It seems that they lost ceph authentication:

root@cloudvirt-wdqs1003:~# rbd ls -l eqiad1-glance-images | wc
2021-02-22 11:55:21.456 7f82f114d0c0 -1 auth: unable to find a keyring on /etc/ceph/ceph.client.admin.keyring,/etc/ceph/ceph.keyring,/etc/ceph/keyring,/etc/ceph/keyring.bin,: (2) No such file or directory
2021-02-22 11:55:21.456 7f82f114d0c0 -1 AuthRegistry(0x55f9851aa2a8) no keyring found at /etc/ceph/ceph.client.admin.keyring,/etc/ceph/ceph.keyring,/etc/ceph/keyring,/etc/ceph/keyring.bin,, disabling cephx
2021-02-22 11:55:21.456 7f82f114d0c0 -1 auth: unable to find a keyring on /etc/ceph/ceph.client.admin.keyring,/etc/ceph/ceph.keyring,/etc/ceph/keyring,/etc/ceph/keyring.bin,: (2) No such file or directory
2021-02-22 11:55:21.456 7f82f114d0c0 -1 AuthRegistry(0x7ffd845470b8) no keyring found at /etc/ceph/ceph.client.admin.keyring,/etc/ceph/ceph.keyring,/etc/ceph/keyring,/etc/ceph/keyring.bin,, disabling cephx
rbd: couldn't connect to the cluster!
rbd: listing images failed: (2) No such file or directory
      0       0       0

Yep, the ones that are working have no problem accessing:

dcaro@cloudvirt1025:~$ sudo rbd ls -l eqiad1-glance-images | wc
151     608   15553

Looking into puppet...

Hmm... it seems that the image has no data from any of the nodes:

root@cloudvirt1035:~# glance image-download 6b67c8a1-6356-464d-a885-0576d7263e51 --file test.ovf
Image 6b67c8a1-6356-464d-a885-0576d7263e51 has no data.

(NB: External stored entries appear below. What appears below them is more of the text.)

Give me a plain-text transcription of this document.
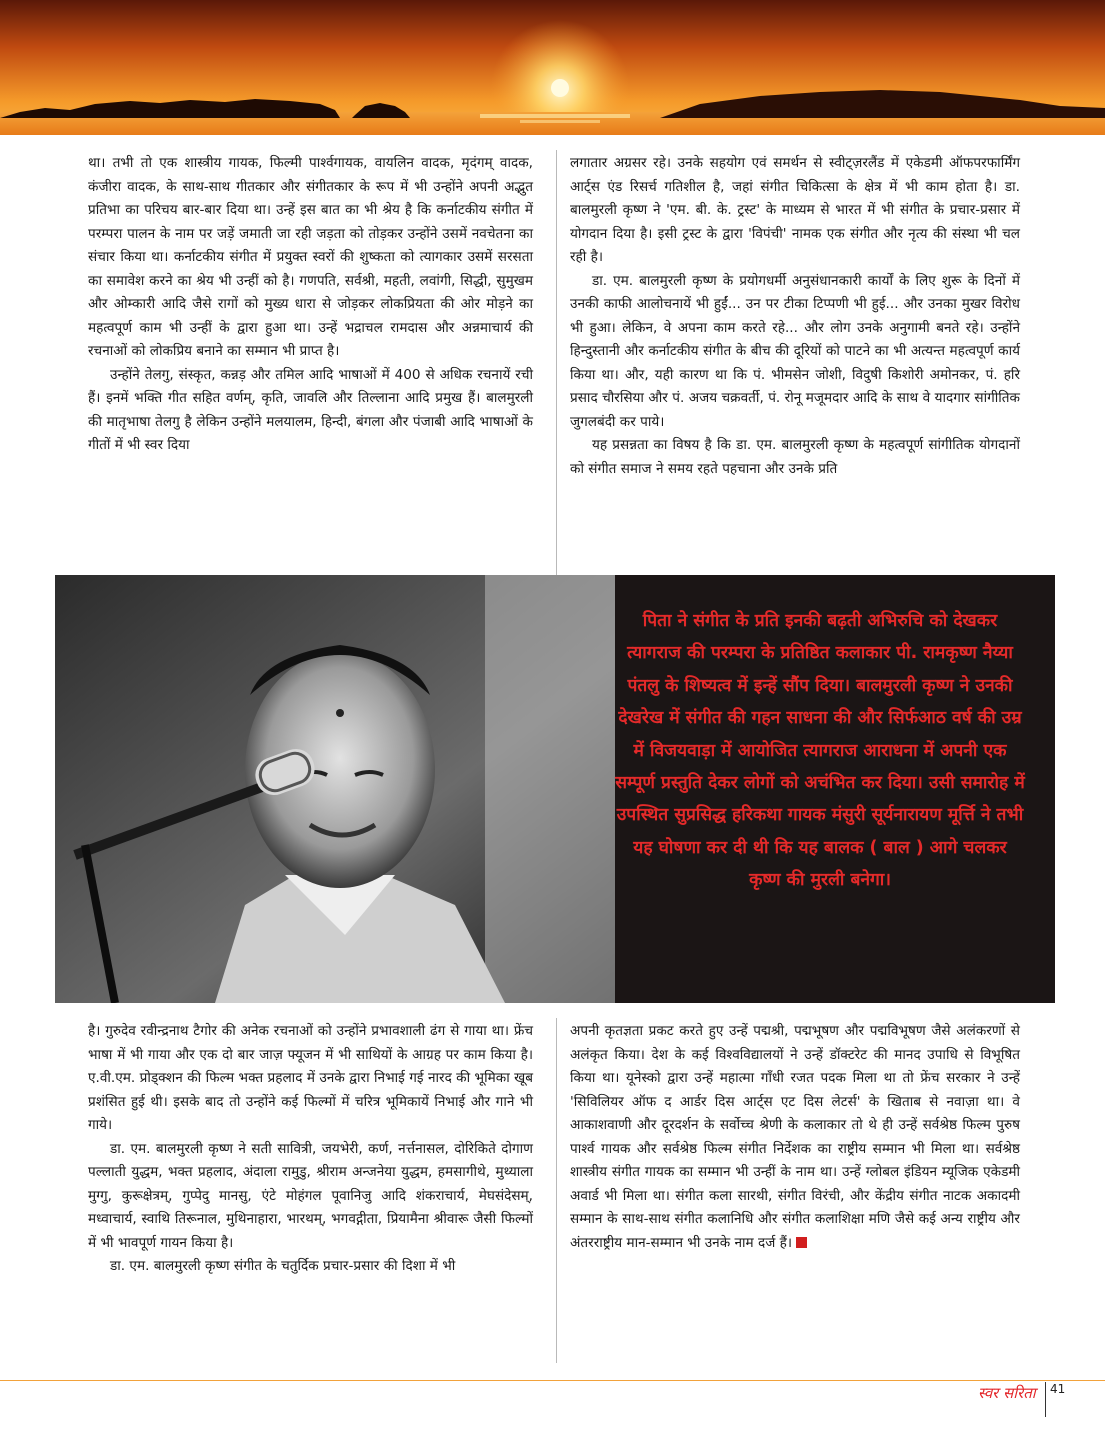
था। तभी तो एक शास्त्रीय गायक, फिल्मी पार्श्वगायक, वायलिन वादक, मृदंगम् वादक, कंजीरा वादक, के साथ-साथ गीतकार और संगीतकार के रूप में भी उन्होंने अपनी अद्भुत प्रतिभा का परिचय बार-बार दिया था। उन्हें इस बात का भी श्रेय है कि कर्नाटकीय संगीत में परम्परा पालन के नाम पर जड़ें जमाती जा रही जड़ता को तोड़कर उन्होंने उसमें नवचेतना का संचार किया था। कर्नाटकीय संगीत में प्रयुक्त स्वरों की शुष्कता को त्यागकार उसमें सरसता का समावेश करने का श्रेय भी उन्हीं को है। गणपति, सर्वश्री, महती, लवांगी, सिद्धी, सुमुखम और ओम्कारी आदि जैसे रागों को मुख्य धारा से जोड़कर लोकप्रियता की ओर मोड़ने का महत्वपूर्ण काम भी उन्हीं के द्वारा हुआ था। उन्हें भद्राचल रामदास और अन्नमाचार्य की रचनाओं को लोकप्रिय बनाने का सम्मान भी प्राप्त है।

उन्होंने तेलगु, संस्कृत, कन्नड़ और तमिल आदि भाषाओं में 400 से अधिक रचनायें रची हैं। इनमें भक्ति गीत सहित वर्णम्, कृति, जावलि और तिल्लाना आदि प्रमुख हैं। बालमुरली की मातृभाषा तेलगु है लेकिन उन्होंने मलयालम, हिन्दी, बंगला और पंजाबी आदि भाषाओं के गीतों में भी स्वर दिया

लगातार अग्रसर रहे। उनके सहयोग एवं समर्थन से स्वीट्ज़रलैंड में एकेडमी ऑफपरफार्मिंग आर्ट्स एंड रिसर्च गतिशील है, जहां संगीत चिकित्सा के क्षेत्र में भी काम होता है। डा. बालमुरली कृष्ण ने 'एम. बी. के. ट्रस्ट' के माध्यम से भारत में भी संगीत के प्रचार-प्रसार में योगदान दिया है। इसी ट्रस्ट के द्वारा 'विपंची' नामक एक संगीत और नृत्य की संस्था भी चल रही है।

डा. एम. बालमुरली कृष्ण के प्रयोगधर्मी अनुसंधानकारी कार्यों के लिए शुरू के दिनों में उनकी काफी आलोचनायें भी हुईं... उन पर टीका टिप्पणी भी हुई... और उनका मुखर विरोध भी हुआ। लेकिन, वे अपना काम करते रहे... और लोग उनके अनुगामी बनते रहे। उन्होंने हिन्दुस्तानी और कर्नाटकीय संगीत के बीच की दूरियों को पाटने का भी अत्यन्त महत्वपूर्ण कार्य किया था। और, यही कारण था कि पं. भीमसेन जोशी, विदुषी किशोरी अमोनकर, पं. हरि प्रसाद चौरसिया और पं. अजय चक्रवर्ती, पं. रोनू मजूमदार आदि के साथ वे यादगार सांगीतिक जुगलबंदी कर पाये।

यह प्रसन्नता का विषय है कि डा. एम. बालमुरली कृष्ण के महत्वपूर्ण सांगीतिक योगदानों को संगीत समाज ने समय रहते पहचाना और उनके प्रति

पिता ने संगीत के प्रति इनकी बढ़ती अभिरुचि को देखकर त्यागराज की परम्परा के प्रतिष्ठित कलाकार पी. रामकृष्ण नैय्या पंतलु के शिष्यत्व में इन्हें सौंप दिया। बालमुरली कृष्ण ने उनकी देखरेख में संगीत की गहन साधना की और सिर्फआठ वर्ष की उम्र में विजयवाड़ा में आयोजित त्यागराज आराधना में अपनी एक सम्पूर्ण प्रस्तुति देकर लोगों को अचंभित कर दिया। उसी समारोह में उपस्थित सुप्रसिद्ध हरिकथा गायक मंसुरी सूर्यनारायण मूर्त्ति ने तभी यह घोषणा कर दी थी कि यह बालक ( बाल ) आगे चलकर कृष्ण की मुरली बनेगा।

है। गुरुदेव रवीन्द्रनाथ टैगोर की अनेक रचनाओं को उन्होंने प्रभावशाली ढंग से गाया था। फ्रेंच भाषा में भी गाया और एक दो बार जाज़ फ्यूजन में भी साथियों के आग्रह पर काम किया है। ए.वी.एम. प्रोड्क्शन की फिल्म भक्त प्रहलाद में उनके द्वारा निभाई गई नारद की भूमिका खूब प्रशंसित हुई थी। इसके बाद तो उन्होंने कई फिल्मों में चरित्र भूमिकायें निभाई और गाने भी गाये।

डा. एम. बालमुरली कृष्ण ने सती सावित्री, जयभेरी, कर्ण, नर्त्तनासल, दोरिकिते दोगाण पल्लाती युद्धम, भक्त प्रहलाद, अंदाला रामुडु, श्रीराम अन्जनेया युद्धम, हमसागीथे, मुथ्याला मुग्गु, कुरूक्षेत्रम्, गुप्पेदु मानसु, एंटे मोहंगल पूवानिजु आदि शंकराचार्य, मेघसंदेसम्, मध्वाचार्य, स्वाथि तिरूनाल, मुथिनाहारा, भारथम्, भगवद्गीता, प्रियामैना श्रीवारू जैसी फिल्मों में भी भावपूर्ण गायन किया है।

डा. एम. बालमुरली कृष्ण संगीत के चतुर्दिक प्रचार-प्रसार की दिशा में भी

अपनी कृतज्ञता प्रकट करते हुए उन्हें पद्मश्री, पद्मभूषण और पद्मविभूषण जैसे अलंकरणों से अलंकृत किया। देश के कई विश्वविद्यालयों ने उन्हें डॉक्टरेट की मानद उपाधि से विभूषित किया था। यूनेस्को द्वारा उन्हें महात्मा गाँधी रजत पदक मिला था तो फ्रेंच सरकार ने उन्हें 'सिविलियर ऑफ द आर्डर दिस आर्ट्स एट दिस लेटर्स' के खिताब से नवाज़ा था। वे आकाशवाणी और दूरदर्शन के सर्वोच्च श्रेणी के कलाकार तो थे ही उन्हें सर्वश्रेष्ठ फिल्म पुरुष पार्श्व गायक और सर्वश्रेष्ठ फिल्म संगीत निर्देशक का राष्ट्रीय सम्मान भी मिला था। सर्वश्रेष्ठ शास्त्रीय संगीत गायक का सम्मान भी उन्हीं के नाम था। उन्हें ग्लोबल इंडियन म्यूजिक एकेडमी अवार्ड भी मिला था। संगीत कला सारथी, संगीत विरंची, और केंद्रीय संगीत नाटक अकादमी सम्मान के साथ-साथ संगीत कलानिधि और संगीत कलाशिक्षा मणि जैसे कई अन्य राष्ट्रीय और अंतरराष्ट्रीय मान-सम्मान भी उनके नाम दर्ज हैं।

स्वर सरिता	41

The image is in ceph, and it seems to have data on it:

dcaro@cloudcontrol1003:~$ sudo rbd ls -l eqiad1-glance-images | grep 6b67c8a1-6356-464d-a885-0576d7263e51
dcaro@cloudcontrol1003:~$ sudo rbd export --pool=eqiad1-glance-images 6b67c8a1-6356-464d-a885-0576d7263e51 6b67c8a1-6356-464d-a885-0576d7263e51.buster.img
Exporting image: 47% complete...

Yep, it definetly has some stuff:

dcaro@cloudcontrol1003:~$ ls -la 6b67c8a1-6356-464d-a885-0576d7263e51.buster.img
-rw-r--r-- 1 root root 20401094656 Feb 22 12:24 6b67c8a1-6356-464d-a885-0576d7263e51.buster.img
dcaro@cloudcontrol1003:~$ du -hs 6b67c8a1-6356-464d-a885-0576d7263e51.buster.img
3.0G    6b67c8a1-6356-464d-a885-0576d7263e51.buster.img

Other images seem to download correctly, and also look ok on ceph side, so there mush be something specific about this
one...

root@cloudvirt1025:~# glance image-download ad7bee1a-a890-4fed-b851-6c02138683b0 --file test.iso
^C... terminating glance client

root@cloudvirt1025:~# ls -la test.iso
-rw-r--r-- 1 root root 2471428096 Feb 22 14:24 test.iso

Might just re-upload it see if that works.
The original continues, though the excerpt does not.